Picture this: you find a result like 5.0E-07. That number alone means nothing. But with the platform, you instantly see:

  • The assay name and assay target
  • The cell line and pH used
  • The compound batch, fitting model, and experimenter
  • The sample info and related data generated from it
  • The associated project, unit, and more

Suddenly, the result isn’t just a number, it’s a story you can trace, validate, and reuse.

Why This Changes Everything

This shift isn't just about organizing data. It's about unlocking real value:

  • Speed: Researchers find what they need faster and with confidence.
  • Collaboration: Shared terminology fosters better communication across teams.
  • AI Readiness: Clean, contextual data fuels predictive models, regulatory report generation, and more.
  • Transversality: Data from multiple domains can be explored together to drive cross-functional insights.

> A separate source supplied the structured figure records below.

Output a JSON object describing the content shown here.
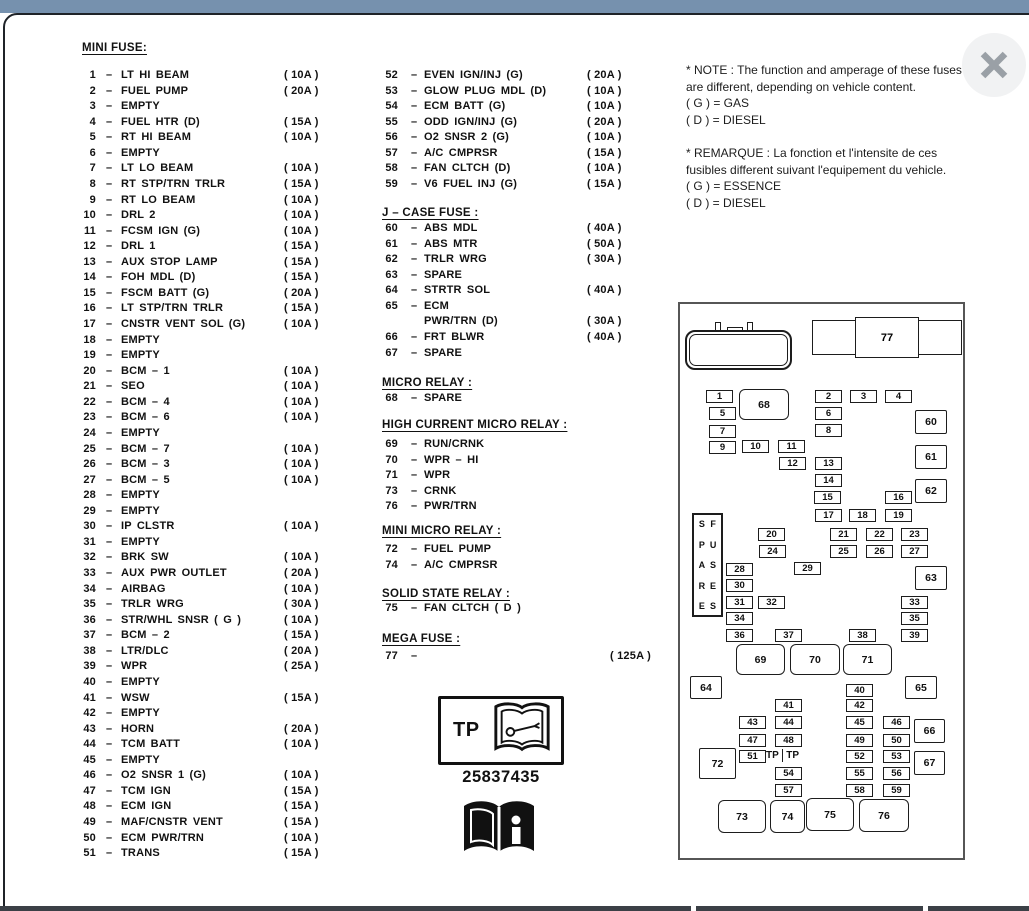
{
  "ui": {
    "dash": "–"
  },
  "mini_fuse": {
    "title": "MINI FUSE:",
    "items": [
      {
        "num": "1",
        "label": "LT HI BEAM",
        "amp": "( 10A )"
      },
      {
        "num": "2",
        "label": "FUEL PUMP",
        "amp": "( 20A )"
      },
      {
        "num": "3",
        "label": "EMPTY",
        "amp": ""
      },
      {
        "num": "4",
        "label": "FUEL HTR  (D)",
        "amp": "( 15A )"
      },
      {
        "num": "5",
        "label": "RT HI BEAM",
        "amp": "( 10A )"
      },
      {
        "num": "6",
        "label": "EMPTY",
        "amp": ""
      },
      {
        "num": "7",
        "label": "LT LO BEAM",
        "amp": "( 10A )"
      },
      {
        "num": "8",
        "label": "RT STP/TRN TRLR",
        "amp": "( 15A )"
      },
      {
        "num": "9",
        "label": "RT LO BEAM",
        "amp": "( 10A )"
      },
      {
        "num": "10",
        "label": "DRL 2",
        "amp": "( 10A )"
      },
      {
        "num": "11",
        "label": "FCSM IGN (G)",
        "amp": "( 10A )"
      },
      {
        "num": "12",
        "label": "DRL 1",
        "amp": "( 15A )"
      },
      {
        "num": "13",
        "label": "AUX STOP LAMP",
        "amp": "( 15A )"
      },
      {
        "num": "14",
        "label": "FOH MDL (D)",
        "amp": "( 15A )"
      },
      {
        "num": "15",
        "label": "FSCM BATT (G)",
        "amp": "( 20A )"
      },
      {
        "num": "16",
        "label": "LT STP/TRN TRLR",
        "amp": "( 15A )"
      },
      {
        "num": "17",
        "label": "CNSTR VENT SOL (G)",
        "amp": "( 10A )"
      },
      {
        "num": "18",
        "label": "EMPTY",
        "amp": ""
      },
      {
        "num": "19",
        "label": "EMPTY",
        "amp": ""
      },
      {
        "num": "20",
        "label": "BCM – 1",
        "amp": "( 10A )"
      },
      {
        "num": "21",
        "label": "SEO",
        "amp": "( 10A )"
      },
      {
        "num": "22",
        "label": "BCM – 4",
        "amp": "( 10A )"
      },
      {
        "num": "23",
        "label": "BCM – 6",
        "amp": "( 10A )"
      },
      {
        "num": "24",
        "label": "EMPTY",
        "amp": ""
      },
      {
        "num": "25",
        "label": "BCM – 7",
        "amp": "( 10A )"
      },
      {
        "num": "26",
        "label": "BCM – 3",
        "amp": "( 10A )"
      },
      {
        "num": "27",
        "label": "BCM – 5",
        "amp": "( 10A )"
      },
      {
        "num": "28",
        "label": "EMPTY",
        "amp": ""
      },
      {
        "num": "29",
        "label": "EMPTY",
        "amp": ""
      },
      {
        "num": "30",
        "label": "IP CLSTR",
        "amp": "( 10A )"
      },
      {
        "num": "31",
        "label": "EMPTY",
        "amp": ""
      },
      {
        "num": "32",
        "label": "BRK SW",
        "amp": "( 10A )"
      },
      {
        "num": "33",
        "label": "AUX PWR OUTLET",
        "amp": "( 20A )"
      },
      {
        "num": "34",
        "label": "AIRBAG",
        "amp": "( 10A )"
      },
      {
        "num": "35",
        "label": "TRLR WRG",
        "amp": "( 30A )"
      },
      {
        "num": "36",
        "label": "STR/WHL SNSR ( G )",
        "amp": "( 10A )"
      },
      {
        "num": "37",
        "label": "BCM – 2",
        "amp": "( 15A )"
      },
      {
        "num": "38",
        "label": "LTR/DLC",
        "amp": "( 20A )"
      },
      {
        "num": "39",
        "label": "WPR",
        "amp": "( 25A )"
      },
      {
        "num": "40",
        "label": "EMPTY",
        "amp": ""
      },
      {
        "num": "41",
        "label": "WSW",
        "amp": "( 15A )"
      },
      {
        "num": "42",
        "label": "EMPTY",
        "amp": ""
      },
      {
        "num": "43",
        "label": "HORN",
        "amp": "( 20A )"
      },
      {
        "num": "44",
        "label": "TCM BATT",
        "amp": "( 10A )"
      },
      {
        "num": "45",
        "label": "EMPTY",
        "amp": ""
      },
      {
        "num": "46",
        "label": "O2 SNSR 1 (G)",
        "amp": "( 10A )"
      },
      {
        "num": "47",
        "label": "TCM IGN",
        "amp": "( 15A )"
      },
      {
        "num": "48",
        "label": "ECM IGN",
        "amp": "( 15A )"
      },
      {
        "num": "49",
        "label": "MAF/CNSTR VENT",
        "amp": "( 15A )"
      },
      {
        "num": "50",
        "label": "ECM PWR/TRN",
        "amp": "( 10A )"
      },
      {
        "num": "51",
        "label": "TRANS",
        "amp": "( 15A )"
      }
    ]
  },
  "col2": {
    "mini_fuse_items": [
      {
        "num": "52",
        "label": "EVEN IGN/INJ (G)",
        "amp": "( 20A )"
      },
      {
        "num": "53",
        "label": "GLOW PLUG MDL (D)",
        "amp": "( 10A )"
      },
      {
        "num": "54",
        "label": "ECM BATT (G)",
        "amp": "( 10A )"
      },
      {
        "num": "55",
        "label": "ODD IGN/INJ (G)",
        "amp": "( 20A )"
      },
      {
        "num": "56",
        "label": "O2 SNSR 2 (G)",
        "amp": "( 10A )"
      },
      {
        "num": "57",
        "label": "A/C CMPRSR",
        "amp": "( 15A )"
      },
      {
        "num": "58",
        "label": "FAN CLTCH (D)",
        "amp": "( 10A )"
      },
      {
        "num": "59",
        "label": "V6 FUEL INJ (G)",
        "amp": "( 15A )"
      }
    ],
    "j_case_title": "J – CASE FUSE :",
    "j_case_items": [
      {
        "num": "60",
        "label": "ABS MDL",
        "amp": "( 40A )"
      },
      {
        "num": "61",
        "label": "ABS MTR",
        "amp": "( 50A )"
      },
      {
        "num": "62",
        "label": "TRLR WRG",
        "amp": "( 30A )"
      },
      {
        "num": "63",
        "label": "SPARE",
        "amp": ""
      },
      {
        "num": "64",
        "label": "STRTR SOL",
        "amp": "( 40A )"
      },
      {
        "num": "65",
        "label": "ECM",
        "amp": ""
      },
      {
        "num": "",
        "label": "PWR/TRN (D)",
        "amp": "( 30A )"
      },
      {
        "num": "66",
        "label": "FRT BLWR",
        "amp": "( 40A )"
      },
      {
        "num": "67",
        "label": "SPARE",
        "amp": ""
      }
    ],
    "micro_title": "MICRO RELAY :",
    "micro_items": [
      {
        "num": "68",
        "label": "SPARE",
        "amp": ""
      }
    ],
    "high_title": "HIGH CURRENT MICRO RELAY :",
    "high_items": [
      {
        "num": "69",
        "label": "RUN/CRNK",
        "amp": ""
      },
      {
        "num": "70",
        "label": "WPR – HI",
        "amp": ""
      },
      {
        "num": "71",
        "label": "WPR",
        "amp": ""
      },
      {
        "num": "73",
        "label": "CRNK",
        "amp": ""
      },
      {
        "num": "76",
        "label": "PWR/TRN",
        "amp": ""
      }
    ],
    "mini_micro_title": "MINI MICRO RELAY :",
    "mini_micro_items": [
      {
        "num": "72",
        "label": "FUEL PUMP",
        "amp": ""
      },
      {
        "num": "74",
        "label": "A/C CMPRSR",
        "amp": ""
      }
    ],
    "solid_title": "SOLID STATE RELAY :",
    "solid_items": [
      {
        "num": "75",
        "label": "FAN CLTCH ( D )",
        "amp": ""
      }
    ],
    "mega_title": "MEGA FUSE :",
    "mega_items": [
      {
        "num": "77",
        "label": "",
        "amp": "( 125A )"
      }
    ]
  },
  "notes": {
    "en_lines": [
      "* NOTE :  The function and amperage of these fuses",
      "are different, depending on vehicle content.",
      "( G ) =  GAS",
      "( D ) =  DIESEL"
    ],
    "fr_lines": [
      "* REMARQUE :  La fonction et l'intensite de ces",
      "fusibles different suivant l'equipement du vehicle.",
      "( G ) =  ESSENCE",
      "( D ) =  DIESEL"
    ]
  },
  "tp_badge": {
    "label": "TP",
    "part_number": "25837435"
  },
  "diagram": {
    "spare_word1": "SPARE",
    "spare_word2": "FUSES",
    "tp_left": "TP",
    "tp_right": "TP",
    "mega_label": "77",
    "boxes": [
      {
        "id": "1",
        "x": 26,
        "y": 86,
        "w": 27,
        "h": 13,
        "t": "s"
      },
      {
        "id": "5",
        "x": 29,
        "y": 103,
        "w": 27,
        "h": 13,
        "t": "s"
      },
      {
        "id": "7",
        "x": 29,
        "y": 121,
        "w": 27,
        "h": 13,
        "t": "s"
      },
      {
        "id": "9",
        "x": 29,
        "y": 137,
        "w": 27,
        "h": 13,
        "t": "s"
      },
      {
        "id": "10",
        "x": 62,
        "y": 136,
        "w": 27,
        "h": 13,
        "t": "s"
      },
      {
        "id": "11",
        "x": 98,
        "y": 136,
        "w": 27,
        "h": 13,
        "t": "s"
      },
      {
        "id": "12",
        "x": 99,
        "y": 153,
        "w": 27,
        "h": 13,
        "t": "s"
      },
      {
        "id": "2",
        "x": 135,
        "y": 86,
        "w": 27,
        "h": 13,
        "t": "s"
      },
      {
        "id": "3",
        "x": 170,
        "y": 86,
        "w": 27,
        "h": 13,
        "t": "s"
      },
      {
        "id": "4",
        "x": 205,
        "y": 86,
        "w": 27,
        "h": 13,
        "t": "s"
      },
      {
        "id": "6",
        "x": 135,
        "y": 103,
        "w": 27,
        "h": 13,
        "t": "s"
      },
      {
        "id": "8",
        "x": 135,
        "y": 120,
        "w": 27,
        "h": 13,
        "t": "s"
      },
      {
        "id": "13",
        "x": 135,
        "y": 153,
        "w": 27,
        "h": 13,
        "t": "s"
      },
      {
        "id": "14",
        "x": 135,
        "y": 170,
        "w": 27,
        "h": 13,
        "t": "s"
      },
      {
        "id": "15",
        "x": 134,
        "y": 187,
        "w": 27,
        "h": 13,
        "t": "s"
      },
      {
        "id": "16",
        "x": 205,
        "y": 187,
        "w": 27,
        "h": 13,
        "t": "s"
      },
      {
        "id": "17",
        "x": 135,
        "y": 205,
        "w": 27,
        "h": 13,
        "t": "s"
      },
      {
        "id": "18",
        "x": 169,
        "y": 205,
        "w": 27,
        "h": 13,
        "t": "s"
      },
      {
        "id": "19",
        "x": 205,
        "y": 205,
        "w": 27,
        "h": 13,
        "t": "s"
      },
      {
        "id": "20",
        "x": 78,
        "y": 224,
        "w": 27,
        "h": 13,
        "t": "s"
      },
      {
        "id": "24",
        "x": 79,
        "y": 241,
        "w": 27,
        "h": 13,
        "t": "s"
      },
      {
        "id": "21",
        "x": 150,
        "y": 224,
        "w": 27,
        "h": 13,
        "t": "s"
      },
      {
        "id": "22",
        "x": 186,
        "y": 224,
        "w": 27,
        "h": 13,
        "t": "s"
      },
      {
        "id": "23",
        "x": 221,
        "y": 224,
        "w": 27,
        "h": 13,
        "t": "s"
      },
      {
        "id": "25",
        "x": 150,
        "y": 241,
        "w": 27,
        "h": 13,
        "t": "s"
      },
      {
        "id": "26",
        "x": 186,
        "y": 241,
        "w": 27,
        "h": 13,
        "t": "s"
      },
      {
        "id": "27",
        "x": 221,
        "y": 241,
        "w": 27,
        "h": 13,
        "t": "s"
      },
      {
        "id": "28",
        "x": 46,
        "y": 259,
        "w": 27,
        "h": 13,
        "t": "s"
      },
      {
        "id": "29",
        "x": 114,
        "y": 258,
        "w": 27,
        "h": 13,
        "t": "s"
      },
      {
        "id": "30",
        "x": 46,
        "y": 275,
        "w": 27,
        "h": 13,
        "t": "s"
      },
      {
        "id": "31",
        "x": 46,
        "y": 292,
        "w": 27,
        "h": 13,
        "t": "s"
      },
      {
        "id": "32",
        "x": 78,
        "y": 292,
        "w": 27,
        "h": 13,
        "t": "s"
      },
      {
        "id": "33",
        "x": 221,
        "y": 292,
        "w": 27,
        "h": 13,
        "t": "s"
      },
      {
        "id": "34",
        "x": 46,
        "y": 308,
        "w": 27,
        "h": 13,
        "t": "s"
      },
      {
        "id": "35",
        "x": 221,
        "y": 308,
        "w": 27,
        "h": 13,
        "t": "s"
      },
      {
        "id": "36",
        "x": 46,
        "y": 325,
        "w": 27,
        "h": 13,
        "t": "s"
      },
      {
        "id": "37",
        "x": 95,
        "y": 325,
        "w": 27,
        "h": 13,
        "t": "s"
      },
      {
        "id": "38",
        "x": 169,
        "y": 325,
        "w": 27,
        "h": 13,
        "t": "s"
      },
      {
        "id": "39",
        "x": 221,
        "y": 325,
        "w": 27,
        "h": 13,
        "t": "s"
      },
      {
        "id": "40",
        "x": 166,
        "y": 380,
        "w": 27,
        "h": 13,
        "t": "s"
      },
      {
        "id": "41",
        "x": 95,
        "y": 395,
        "w": 27,
        "h": 13,
        "t": "s"
      },
      {
        "id": "42",
        "x": 166,
        "y": 395,
        "w": 27,
        "h": 13,
        "t": "s"
      },
      {
        "id": "43",
        "x": 59,
        "y": 412,
        "w": 27,
        "h": 13,
        "t": "s"
      },
      {
        "id": "44",
        "x": 95,
        "y": 412,
        "w": 27,
        "h": 13,
        "t": "s"
      },
      {
        "id": "45",
        "x": 166,
        "y": 412,
        "w": 27,
        "h": 13,
        "t": "s"
      },
      {
        "id": "46",
        "x": 203,
        "y": 412,
        "w": 27,
        "h": 13,
        "t": "s"
      },
      {
        "id": "47",
        "x": 59,
        "y": 430,
        "w": 27,
        "h": 13,
        "t": "s"
      },
      {
        "id": "48",
        "x": 95,
        "y": 430,
        "w": 27,
        "h": 13,
        "t": "s"
      },
      {
        "id": "49",
        "x": 166,
        "y": 430,
        "w": 27,
        "h": 13,
        "t": "s"
      },
      {
        "id": "50",
        "x": 203,
        "y": 430,
        "w": 27,
        "h": 13,
        "t": "s"
      },
      {
        "id": "51",
        "x": 59,
        "y": 446,
        "w": 27,
        "h": 13,
        "t": "s"
      },
      {
        "id": "52",
        "x": 166,
        "y": 446,
        "w": 27,
        "h": 13,
        "t": "s"
      },
      {
        "id": "53",
        "x": 203,
        "y": 446,
        "w": 27,
        "h": 13,
        "t": "s"
      },
      {
        "id": "54",
        "x": 95,
        "y": 463,
        "w": 27,
        "h": 13,
        "t": "s"
      },
      {
        "id": "55",
        "x": 166,
        "y": 463,
        "w": 27,
        "h": 13,
        "t": "s"
      },
      {
        "id": "56",
        "x": 203,
        "y": 463,
        "w": 27,
        "h": 13,
        "t": "s"
      },
      {
        "id": "57",
        "x": 95,
        "y": 480,
        "w": 27,
        "h": 13,
        "t": "s"
      },
      {
        "id": "58",
        "x": 166,
        "y": 480,
        "w": 27,
        "h": 13,
        "t": "s"
      },
      {
        "id": "59",
        "x": 203,
        "y": 480,
        "w": 27,
        "h": 13,
        "t": "s"
      },
      {
        "id": "60",
        "x": 235,
        "y": 106,
        "w": 32,
        "h": 24,
        "t": "m"
      },
      {
        "id": "61",
        "x": 235,
        "y": 141,
        "w": 32,
        "h": 24,
        "t": "m"
      },
      {
        "id": "62",
        "x": 235,
        "y": 175,
        "w": 32,
        "h": 24,
        "t": "m"
      },
      {
        "id": "63",
        "x": 235,
        "y": 262,
        "w": 32,
        "h": 24,
        "t": "m"
      },
      {
        "id": "64",
        "x": 10,
        "y": 372,
        "w": 32,
        "h": 23,
        "t": "m"
      },
      {
        "id": "65",
        "x": 225,
        "y": 372,
        "w": 32,
        "h": 23,
        "t": "m"
      },
      {
        "id": "66",
        "x": 234,
        "y": 415,
        "w": 31,
        "h": 24,
        "t": "m"
      },
      {
        "id": "67",
        "x": 234,
        "y": 447,
        "w": 31,
        "h": 24,
        "t": "m"
      },
      {
        "id": "72",
        "x": 19,
        "y": 444,
        "w": 37,
        "h": 31,
        "t": "m"
      },
      {
        "id": "68",
        "x": 59,
        "y": 85,
        "w": 50,
        "h": 31,
        "t": "r"
      },
      {
        "id": "69",
        "x": 56,
        "y": 340,
        "w": 49,
        "h": 31,
        "t": "r"
      },
      {
        "id": "70",
        "x": 110,
        "y": 340,
        "w": 50,
        "h": 31,
        "t": "r"
      },
      {
        "id": "71",
        "x": 163,
        "y": 340,
        "w": 49,
        "h": 31,
        "t": "r"
      },
      {
        "id": "73",
        "x": 38,
        "y": 496,
        "w": 48,
        "h": 33,
        "t": "r"
      },
      {
        "id": "74",
        "x": 90,
        "y": 496,
        "w": 35,
        "h": 33,
        "t": "r"
      },
      {
        "id": "75",
        "x": 126,
        "y": 494,
        "w": 48,
        "h": 33,
        "t": "r"
      },
      {
        "id": "76",
        "x": 179,
        "y": 495,
        "w": 50,
        "h": 33,
        "t": "r"
      }
    ]
  }
}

It’s also flexible, cloud-based, and built to scale, making it a future-proof foundation for research and innovation.

Who Made It Happen?

This initiative brought together a dream team within Servier:

  • Research teams (in vitro, in vivo, omics)
  • Data Science & Data Management
  • Digital transformation and governance leaders
  • Ontology and semantic modeling experts from The Hyve (Consultants for FAIR, Semantic modeling, AI, and Knowledge Graphs)

It’s a shining example of what’s possible when solving technical depth for real-life research needs.

What Is Next?

The TURING Knowledge Platform is in its early stages and slowly paying off. The next steps include:

  • Expanding to include external datasets and public resources
  • Scaling the platform across more data domains
  • Powering generative AI tools that turn raw data into insights (and even draft regulatory content)

In short: making data actually work for the people who need it most.